As mentioned in the article on the initiate sangoma being fired from her workplace, here is the first of the explanations:
An ithwasa is a person whose state is best translated by the term ‘initiate’. The root of the word, -thwas-, has the verbal meaning of “emerge for the first time (as a season or new moon)” as well as “become possessed by a spirit (as occurs during divination)”.
In the applied form ‘ethwasa’, the verb also means “show signs of a changing state, as by spirit-possession to become a diviner or doctor”.
In another form of the root, intwasa is the hlonipha (need another explanatory blog here) term for inyongo or bile. Bile or inyongo in Zulu medicine has similar associations to choler in the Galenic system of humours, and is quite often spiritually significant.
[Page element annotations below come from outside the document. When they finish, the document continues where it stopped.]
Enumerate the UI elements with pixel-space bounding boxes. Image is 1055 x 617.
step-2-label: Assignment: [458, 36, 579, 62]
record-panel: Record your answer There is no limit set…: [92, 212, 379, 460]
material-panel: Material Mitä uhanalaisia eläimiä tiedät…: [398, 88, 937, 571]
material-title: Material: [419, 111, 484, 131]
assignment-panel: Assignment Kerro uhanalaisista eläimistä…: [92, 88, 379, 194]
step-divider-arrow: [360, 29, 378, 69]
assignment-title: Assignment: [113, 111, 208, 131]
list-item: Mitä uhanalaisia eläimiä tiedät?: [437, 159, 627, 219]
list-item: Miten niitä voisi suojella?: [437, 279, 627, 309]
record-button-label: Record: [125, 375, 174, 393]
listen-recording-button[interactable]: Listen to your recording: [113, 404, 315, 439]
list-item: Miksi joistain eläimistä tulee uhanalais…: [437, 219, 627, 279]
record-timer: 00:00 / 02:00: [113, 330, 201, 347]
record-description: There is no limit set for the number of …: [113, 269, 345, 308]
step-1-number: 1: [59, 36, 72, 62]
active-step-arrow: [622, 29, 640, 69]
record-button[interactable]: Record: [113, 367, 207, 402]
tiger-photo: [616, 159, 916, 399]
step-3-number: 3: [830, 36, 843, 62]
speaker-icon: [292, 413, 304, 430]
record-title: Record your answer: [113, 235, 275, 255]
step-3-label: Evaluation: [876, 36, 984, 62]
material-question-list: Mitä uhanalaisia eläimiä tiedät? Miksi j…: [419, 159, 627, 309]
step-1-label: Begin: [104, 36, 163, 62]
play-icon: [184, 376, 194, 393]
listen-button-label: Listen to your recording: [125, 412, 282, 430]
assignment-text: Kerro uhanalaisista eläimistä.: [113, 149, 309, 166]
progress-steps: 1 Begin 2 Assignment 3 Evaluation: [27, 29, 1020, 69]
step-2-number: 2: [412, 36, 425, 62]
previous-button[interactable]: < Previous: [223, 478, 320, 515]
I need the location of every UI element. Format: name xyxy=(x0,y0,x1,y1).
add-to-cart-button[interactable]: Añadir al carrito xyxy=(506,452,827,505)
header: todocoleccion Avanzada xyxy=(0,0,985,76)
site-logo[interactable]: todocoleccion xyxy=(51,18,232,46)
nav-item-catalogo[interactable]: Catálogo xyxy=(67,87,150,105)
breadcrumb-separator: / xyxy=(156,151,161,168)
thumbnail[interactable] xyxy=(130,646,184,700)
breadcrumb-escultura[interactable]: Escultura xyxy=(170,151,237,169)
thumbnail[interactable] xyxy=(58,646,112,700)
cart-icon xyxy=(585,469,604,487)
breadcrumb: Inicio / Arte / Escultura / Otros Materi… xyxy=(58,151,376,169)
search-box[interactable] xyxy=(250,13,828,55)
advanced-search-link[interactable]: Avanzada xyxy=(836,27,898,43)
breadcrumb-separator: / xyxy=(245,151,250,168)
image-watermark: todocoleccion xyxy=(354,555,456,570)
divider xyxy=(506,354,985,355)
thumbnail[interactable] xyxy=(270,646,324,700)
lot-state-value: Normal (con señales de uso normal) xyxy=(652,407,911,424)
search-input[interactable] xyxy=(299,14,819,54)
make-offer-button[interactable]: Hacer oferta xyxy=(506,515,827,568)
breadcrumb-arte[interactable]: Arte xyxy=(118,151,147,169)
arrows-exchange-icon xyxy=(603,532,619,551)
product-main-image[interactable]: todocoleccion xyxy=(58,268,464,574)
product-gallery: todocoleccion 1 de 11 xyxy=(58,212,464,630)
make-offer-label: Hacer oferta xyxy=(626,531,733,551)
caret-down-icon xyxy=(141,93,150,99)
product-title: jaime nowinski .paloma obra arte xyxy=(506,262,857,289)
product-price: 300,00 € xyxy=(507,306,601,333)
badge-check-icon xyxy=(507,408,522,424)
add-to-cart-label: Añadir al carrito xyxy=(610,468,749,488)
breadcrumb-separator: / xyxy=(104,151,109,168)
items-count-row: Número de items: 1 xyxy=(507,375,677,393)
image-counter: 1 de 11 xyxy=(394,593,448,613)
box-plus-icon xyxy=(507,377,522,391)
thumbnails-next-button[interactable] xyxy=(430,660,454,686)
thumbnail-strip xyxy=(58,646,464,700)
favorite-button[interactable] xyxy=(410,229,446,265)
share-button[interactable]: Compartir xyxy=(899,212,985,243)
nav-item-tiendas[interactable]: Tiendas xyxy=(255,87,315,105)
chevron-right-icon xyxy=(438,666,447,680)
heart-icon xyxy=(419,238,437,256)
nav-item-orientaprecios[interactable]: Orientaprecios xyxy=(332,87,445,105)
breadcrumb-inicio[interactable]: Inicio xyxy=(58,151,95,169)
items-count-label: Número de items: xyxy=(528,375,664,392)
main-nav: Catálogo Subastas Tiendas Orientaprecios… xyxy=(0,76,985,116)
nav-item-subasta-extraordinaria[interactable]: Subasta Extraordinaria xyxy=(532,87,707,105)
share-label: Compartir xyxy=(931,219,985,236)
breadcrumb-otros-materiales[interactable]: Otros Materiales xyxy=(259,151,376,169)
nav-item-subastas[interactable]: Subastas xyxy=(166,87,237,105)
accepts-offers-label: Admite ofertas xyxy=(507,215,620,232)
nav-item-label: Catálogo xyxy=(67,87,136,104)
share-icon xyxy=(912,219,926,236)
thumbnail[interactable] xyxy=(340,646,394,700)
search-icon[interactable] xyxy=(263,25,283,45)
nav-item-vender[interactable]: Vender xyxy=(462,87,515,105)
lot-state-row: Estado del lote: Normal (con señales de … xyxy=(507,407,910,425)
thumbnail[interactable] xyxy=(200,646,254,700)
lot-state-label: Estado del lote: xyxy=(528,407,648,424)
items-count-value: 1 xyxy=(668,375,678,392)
So an ithwasa is, linguistically speaking, a person emerging from a chrysalis, on the path to becoming an adept channeller of the amadlozi (explanation to come). A person who is in this state is particularly vulnerable to ubuthakathi (to be explained) and possession by amandiki, and so must burn impepho (also to be explained) and chela (sprinkle protective medicine) in the areas in which he or she works and lives.
An important point here is that ukuthwasa, the process of initation into ubungoma (the practice and traditions and essence of isangoma), is a strictly controlled and ritualised process, and is at no point associated with the western negative conception of ‘witchcraft’ (or the isiZulu concept of ‘ubuthakathi’).